Sólo esperó que llegara el anochecer. Se levantó mientras
su marido dormía soñando con nuevas exigencias. Descalza, para no hacer ruido, subió
la larga escalera de la torre y se sentó al telar.
Esta vez no necesitó elegir ningún hilo. Tomó la lanzadera
del revés y, pasando velozmente de un lado para otro, comenzó a destejer su tela.
Destejió los caballos, los carruajes, los establos, los jardines. Luego destejió
a los criados y al palacio con todas las maravillas que contenía. Y nuevamente se
vio en su pequeña casa y sonrió mirando el jardín a través de la ventana.

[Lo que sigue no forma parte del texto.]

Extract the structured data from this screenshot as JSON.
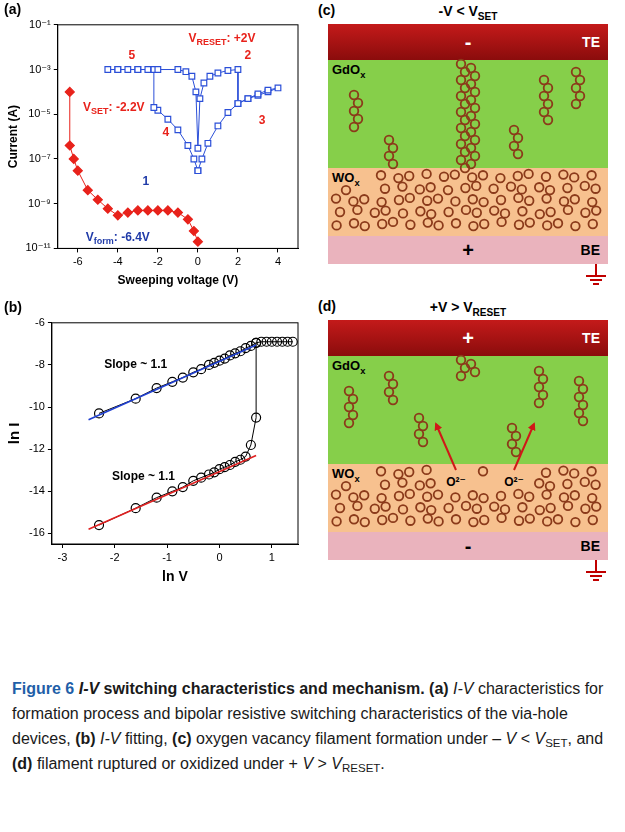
{
  "chart_data": [
    {
      "type": "scatter",
      "title": "(a)",
      "x_label": "Sweeping voltage (V)",
      "y_label": "Current (A)",
      "log": "y",
      "grid": false,
      "xlim": [
        -7,
        5
      ],
      "xticks": [
        -6,
        -4,
        -2,
        0,
        2,
        4
      ],
      "ylim": [
        1e-11,
        0.1
      ],
      "yticks": [
        {
          "value": 1e-11,
          "label": "10⁻¹¹"
        },
        {
          "value": 1e-09,
          "label": "10⁻⁹"
        },
        {
          "value": 1e-07,
          "label": "10⁻⁷"
        },
        {
          "value": 1e-05,
          "label": "10⁻⁵"
        },
        {
          "value": 0.001,
          "label": "10⁻³"
        },
        {
          "value": 0.1,
          "label": "10⁻¹"
        }
      ],
      "series": [
        {
          "color": "#e8221b",
          "marker": "diamond",
          "line_style": "solid",
          "x": [
            0,
            -0.2,
            -0.5,
            -1,
            -1.5,
            -2,
            -2.5,
            -3,
            -3.5,
            -4,
            -4.5,
            -5,
            -5.5,
            -6,
            -6.2,
            -6.4,
            -6.4
          ],
          "values": [
            2e-11,
            6e-11,
            2e-10,
            4e-10,
            5e-10,
            5e-10,
            5e-10,
            5e-10,
            4e-10,
            3e-10,
            6e-10,
            1.5e-09,
            4e-09,
            3e-08,
            1e-07,
            4e-07,
            0.0001
          ]
        },
        {
          "color": "#2b4fd8",
          "marker": "square_open",
          "line_style": "solid",
          "x": [
            0,
            -0.2,
            -0.5,
            -1,
            -1.5,
            -2,
            -2.2,
            -2.2,
            -2.5,
            -3,
            -3.5,
            -4,
            -4.5,
            -4,
            -3,
            -2,
            -1,
            -0.6,
            -0.3,
            -0.1,
            0,
            0.1,
            0.3,
            0.6,
            1,
            1.5,
            2,
            2,
            2.5,
            3,
            3.5,
            4,
            3.5,
            3,
            2.5,
            2,
            1.5,
            1,
            0.5,
            0.2,
            0
          ],
          "values": [
            3e-08,
            1e-07,
            4e-07,
            2e-06,
            6e-06,
            1.5e-05,
            2e-05,
            0.001,
            0.001,
            0.001,
            0.001,
            0.001,
            0.001,
            0.001,
            0.001,
            0.001,
            0.001,
            0.0008,
            0.0005,
            0.0001,
            3e-07,
            5e-05,
            0.00025,
            0.0005,
            0.0007,
            0.0009,
            0.001,
            3e-05,
            5e-05,
            7e-05,
            0.0001,
            0.00015,
            0.00012,
            8e-05,
            5e-05,
            3e-05,
            1.2e-05,
            3e-06,
            5e-07,
            1e-07,
            3e-08
          ]
        }
      ],
      "annotations": [
        {
          "text": "5",
          "x": -3.3,
          "y": 0.004,
          "color": "#e8221b"
        },
        {
          "text": "2",
          "x": 2.5,
          "y": 0.004,
          "color": "#e8221b"
        },
        {
          "text": "V",
          "sub": "RESET",
          "tail": ": +2V",
          "x": 1.2,
          "y": 0.025,
          "color": "#e8221b"
        },
        {
          "text": "V",
          "sub": "SET",
          "tail": ": -2.2V",
          "x": -4.2,
          "y": 2e-05,
          "color": "#e8221b"
        },
        {
          "text": "4",
          "x": -1.6,
          "y": 1.5e-06,
          "color": "#e8221b"
        },
        {
          "text": "3",
          "x": 3.2,
          "y": 5e-06,
          "color": "#e8221b"
        },
        {
          "text": "1",
          "x": -2.6,
          "y": 1e-08,
          "color": "#1f3aa8"
        },
        {
          "text": "V",
          "sub": "form",
          "tail": ": -6.4V",
          "x": -4.0,
          "y": 3e-11,
          "color": "#1f3aa8"
        }
      ]
    },
    {
      "type": "scatter",
      "title": "(b)",
      "x_label": "ln V",
      "y_label": "ln I",
      "grid": false,
      "xlim": [
        -3.2,
        1.5
      ],
      "xticks": [
        -3,
        -2,
        -1,
        0,
        1
      ],
      "ylim": [
        -16.5,
        -6
      ],
      "yticks": [
        -16,
        -14,
        -12,
        -10,
        -8,
        -6
      ],
      "series": [
        {
          "color": "#1f3fd0",
          "marker": "none",
          "line_style": "solid",
          "x": [
            -2.5,
            0.7
          ],
          "values": [
            -10.6,
            -7.05
          ]
        },
        {
          "color": "#e02020",
          "marker": "none",
          "line_style": "solid",
          "x": [
            -2.5,
            0.7
          ],
          "values": [
            -15.8,
            -12.3
          ]
        },
        {
          "color": "#000000",
          "marker": "circle_open",
          "line_style": "solid",
          "x": [
            -2.3,
            -1.6,
            -1.2,
            -0.9,
            -0.7,
            -0.5,
            -0.35,
            -0.2,
            -0.1,
            0,
            0.1,
            0.2,
            0.3,
            0.4,
            0.5,
            0.6,
            0.7,
            0.8,
            0.9,
            1.0,
            1.1,
            1.2,
            1.3,
            1.4
          ],
          "values": [
            -10.3,
            -9.6,
            -9.1,
            -8.8,
            -8.6,
            -8.35,
            -8.2,
            -8.0,
            -7.9,
            -7.8,
            -7.7,
            -7.55,
            -7.45,
            -7.35,
            -7.2,
            -7.1,
            -6.95,
            -6.9,
            -6.9,
            -6.9,
            -6.9,
            -6.9,
            -6.9,
            -6.9
          ]
        },
        {
          "color": "#000000",
          "marker": "circle_open",
          "line_style": "solid",
          "x": [
            -2.3,
            -1.6,
            -1.2,
            -0.9,
            -0.7,
            -0.5,
            -0.35,
            -0.2,
            -0.1,
            0,
            0.1,
            0.2,
            0.3,
            0.4,
            0.5,
            0.6,
            0.7,
            0.7
          ],
          "values": [
            -15.6,
            -14.8,
            -14.3,
            -14.0,
            -13.8,
            -13.5,
            -13.35,
            -13.2,
            -13.1,
            -12.95,
            -12.85,
            -12.75,
            -12.6,
            -12.5,
            -12.35,
            -11.8,
            -10.5,
            -6.95
          ]
        }
      ],
      "annotations": [
        {
          "text": "Slope ~ 1.1",
          "x": -1.6,
          "y": -8.0,
          "color": "#000000"
        },
        {
          "text": "Slope ~ 1.1",
          "x": -1.45,
          "y": -13.3,
          "color": "#000000"
        }
      ]
    }
  ],
  "diagrams": [
    {
      "panel": "(c)",
      "title": {
        "text": "-V < V",
        "sub": "SET"
      },
      "layers": [
        {
          "text": "TE",
          "sign": "-"
        },
        {
          "text": "GdO",
          "sub": "x"
        },
        {
          "text": "WO",
          "sub": "x"
        },
        {
          "text": "BE",
          "sign": "+"
        }
      ]
    },
    {
      "panel": "(d)",
      "title": {
        "text": "+V > V",
        "sub": "RESET"
      },
      "layers": [
        {
          "text": "TE",
          "sign": "+"
        },
        {
          "text": "GdO",
          "sub": "x"
        },
        {
          "text": "WO",
          "sub": "x"
        },
        {
          "text": "BE",
          "sign": "-"
        }
      ],
      "ions": [
        "O²⁻",
        "O²⁻"
      ]
    }
  ],
  "caption": [
    {
      "text": "Figure 6 ",
      "bold": true,
      "color": "#1f5fa8"
    },
    {
      "text": "I-V",
      "bold": true,
      "italic": true
    },
    {
      "text": " switching characteristics and mechanism. ",
      "bold": true
    },
    {
      "text": "(a) ",
      "bold": true
    },
    {
      "text": "I-V",
      "italic": true
    },
    {
      "text": " characteristics for formation process and bipolar resistive switching characteristics of the via-hole devices, "
    },
    {
      "text": "(b) ",
      "bold": true
    },
    {
      "text": "I-V",
      "italic": true
    },
    {
      "text": " fitting, "
    },
    {
      "text": "(c)",
      "bold": true
    },
    {
      "text": " oxygen vacancy filament formation under – "
    },
    {
      "text": "V",
      "italic": true
    },
    {
      "text": " < "
    },
    {
      "text": "V",
      "italic": true
    },
    {
      "text": "SET",
      "sub": true
    },
    {
      "text": ", and "
    },
    {
      "text": "(d)",
      "bold": true
    },
    {
      "text": " filament ruptured or oxidized under + "
    },
    {
      "text": "V",
      "italic": true
    },
    {
      "text": " > "
    },
    {
      "text": "V",
      "italic": true
    },
    {
      "text": "RESET",
      "sub": true
    },
    {
      "text": "."
    }
  ]
}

La noche estaba terminando, cuando el marido se despertó
extrañado por la dureza de la cama. Espantado, miró a su alrededor. No tuvo tiempo
de levantarse. Ella ya había comenzado a deshacer el oscuro dibujo de sus zapatos
y él vio desaparecer sus pies, esfumarse sus piernas. Rápidamente la nada subió
por el cuerpo, tomó el pecho armonioso, el sombrero con plumas.
Entonces, como si hubiese percibido la llegada del sol,
la muchacha eligió una hebra clara. Y fue pasándola lentamente entre los hilos,
como un delicado trazo de luz que la mañana repitió en la línea del horizonte.